Estero Bay, Pismo Beach are hotspots for shark bites on otters, study finds
White sharks are taking a heavy toll on California’s sea otter population.
A recent article for the journal Marine Mammal Science concluded that the Estero Bay and Pismo Beach areas are hotspots for shark bites on sea otters. The article written by four sea otter biologists noted an eightfold increase in shark bites along the sea otters’ southern range, which stretches from Cayucos to Point Conception.
“Over the past 10 to 15 years the number of shark-bitten sea otters in California has increased with shark-related injuries becoming the most frequently identified primary cause of death in the assemblage of beach-cast carcasses,” the article concluded.
White shark bites now are found on more than 50 percent of recovered otter carcasses, the study said.
The trend is puzzling because sea otters are not considered a prey species for white sharks. The biologists concluded that the bites, while fatal, were exploratory only and the sharks did not intend to eat the otters.
The trend is also troubling because it threatens to stop the recovery of sea otters in California, said Mike Harris, a sea otter biologist in Morro Bay with the state Department of Fish and Wildlife, who co-wrote the article.
“It’s happening in the part of the otters’ range in the north and south where we need population growth,” he said. “Shark-bite mortality is essentially keeping the otter population from expanding into new habitat.”
The trend shows no sign of letting up. On Monday, Harris recovered a shark-bitten sea otter carcass from Morro Strand State Beach, not far from where a shark bit a chunk out of a woman’s surfboard on Saturday.
California sea otters range from Pigeon Point south of San Francisco in the north to Point Conception in the south. A census in 2014 put the otter population at 2,944, up five animals from the previous year.
Sea otters are making a slow recovery after being hunted to near extinction for their luxurious fur during the 18th and 19th centuries. A small colony survived in Big Sur.
In addition to shark bites, sea otters suffer from many other causes of death, including microbial toxins from polluted runoff and brain infections contracted from the feces of wild and domestic cats.

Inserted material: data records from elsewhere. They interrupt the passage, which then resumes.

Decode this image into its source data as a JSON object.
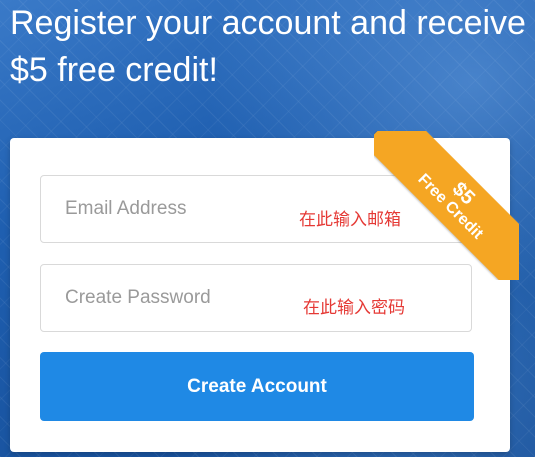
{
  "headline": {
    "line1": "Register your account and receive",
    "line2": "$5 free credit!"
  },
  "form": {
    "email": {
      "placeholder": "Email Address",
      "annotation": "在此输入邮箱"
    },
    "password": {
      "placeholder": "Create Password",
      "annotation": "在此输入密码"
    },
    "submit_label": "Create Account"
  },
  "ribbon": {
    "amount": "$5",
    "text": "Free Credit"
  },
  "colors": {
    "background": "#1d5aa8",
    "button": "#1f89e5",
    "ribbon": "#f5a623",
    "annotation": "#e53935"
  }
}
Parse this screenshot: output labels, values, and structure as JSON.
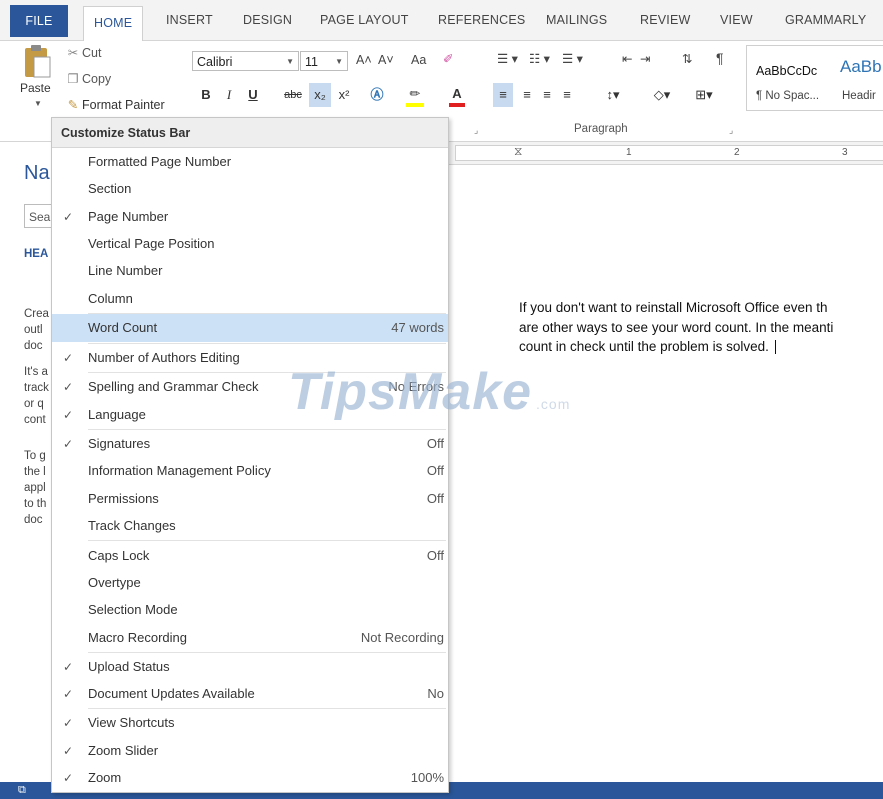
{
  "tabs": {
    "file": "FILE",
    "home": "HOME",
    "insert": "INSERT",
    "design": "DESIGN",
    "page_layout": "PAGE LAYOUT",
    "references": "REFERENCES",
    "mailings": "MAILINGS",
    "review": "REVIEW",
    "view": "VIEW",
    "grammarly": "GRAMMARLY"
  },
  "clipboard": {
    "paste": "Paste",
    "cut": "Cut",
    "copy": "Copy",
    "format_painter": "Format Painter"
  },
  "font": {
    "name": "Calibri",
    "size": "11",
    "grow": "A˄",
    "shrink": "A˅",
    "change_case": "Aa",
    "bold": "B",
    "italic": "I",
    "underline": "U",
    "strikethrough": "abc",
    "subscript": "x₂",
    "superscript": "x²"
  },
  "paragraph": {
    "label": "Paragraph",
    "pilcrow": "¶"
  },
  "styles": [
    {
      "sample": "AaBbCcDc",
      "name": "¶ No Spac..."
    },
    {
      "sample": "AaBb",
      "name": "Headir"
    }
  ],
  "ruler": {
    "numbers": [
      "1",
      "2",
      "3"
    ]
  },
  "nav_pane": {
    "title": "Na",
    "search": "Sea",
    "headings": "HEA",
    "lines": [
      "Crea",
      "outl",
      "doc",
      "It's a",
      "track",
      "or q",
      "cont",
      "To g",
      "the l",
      "appl",
      "to th",
      "doc"
    ]
  },
  "document": {
    "lines": [
      "If you don't want to reinstall Microsoft Office even th",
      "are other ways to see your word count. In the meanti",
      "count in check until the problem is solved."
    ]
  },
  "watermark": {
    "text": "TipsMake",
    "suffix": ".com"
  },
  "menu": {
    "title": "Customize Status Bar",
    "items": [
      {
        "label": "Formatted Page Number",
        "checked": false,
        "value": "",
        "highlight": false
      },
      {
        "label": "Section",
        "checked": false,
        "value": "",
        "highlight": false
      },
      {
        "label": "Page Number",
        "checked": true,
        "value": "",
        "highlight": false
      },
      {
        "label": "Vertical Page Position",
        "checked": false,
        "value": "",
        "highlight": false
      },
      {
        "label": "Line Number",
        "checked": false,
        "value": "",
        "highlight": false
      },
      {
        "label": "Column",
        "checked": false,
        "value": "",
        "highlight": false
      },
      {
        "label": "Word Count",
        "checked": false,
        "value": "47 words",
        "highlight": true
      },
      {
        "label": "Number of Authors Editing",
        "checked": true,
        "value": "",
        "highlight": false
      },
      {
        "label": "Spelling and Grammar Check",
        "checked": true,
        "value": "No Errors",
        "highlight": false
      },
      {
        "label": "Language",
        "checked": true,
        "value": "",
        "highlight": false
      },
      {
        "label": "Signatures",
        "checked": true,
        "value": "Off",
        "highlight": false
      },
      {
        "label": "Information Management Policy",
        "checked": false,
        "value": "Off",
        "highlight": false
      },
      {
        "label": "Permissions",
        "checked": false,
        "value": "Off",
        "highlight": false
      },
      {
        "label": "Track Changes",
        "checked": false,
        "value": "",
        "highlight": false
      },
      {
        "label": "Caps Lock",
        "checked": false,
        "value": "Off",
        "highlight": false
      },
      {
        "label": "Overtype",
        "checked": false,
        "value": "",
        "highlight": false
      },
      {
        "label": "Selection Mode",
        "checked": false,
        "value": "",
        "highlight": false
      },
      {
        "label": "Macro Recording",
        "checked": false,
        "value": "Not Recording",
        "highlight": false
      },
      {
        "label": "Upload Status",
        "checked": true,
        "value": "",
        "highlight": false
      },
      {
        "label": "Document Updates Available",
        "checked": true,
        "value": "No",
        "highlight": false
      },
      {
        "label": "View Shortcuts",
        "checked": true,
        "value": "",
        "highlight": false
      },
      {
        "label": "Zoom Slider",
        "checked": true,
        "value": "",
        "highlight": false
      },
      {
        "label": "Zoom",
        "checked": true,
        "value": "100%",
        "highlight": false
      }
    ]
  },
  "colors": {
    "accent": "#2b579a",
    "menu_highlight": "#cde1f6",
    "heading_style": "#2e74b5",
    "watermark": "#9bb5d4"
  }
}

The animals have been listed since 1977 as threatened under the federal Endangered Species Act. Their population would have to exceed 3,090 for three consecutive years to have them removed from the list.
In the heart of their range, from Monterey to Cayucos, the otter population is stable and at the carrying capacity of their habitat. However, otter populations in the southern extent of their range have dropped by 3.3 percent in the past five years, according to the U.S. Geological Survey, which conducts an annual sea otter population count.
The cause of this increased shark-bite mortality is unclear, Harris said. The most common explanation is that the population of white sharks is increasing, although there is little data to corroborate that.
White sharks have been fully protected in California since 1994. The sharks feed primarily on seals, which are thriving. Northern elephant seals, sea lions and harbor seals have all experienced population increases in recent decades.
“Their main prey base is very robust and growing,” Harris said.
A 2014 study put the shark population at 2,400.
The authors of the article studied the reports on 1,870 otter carcasses collected since 1985. A sharp increase in shark bites on otters began in 2003.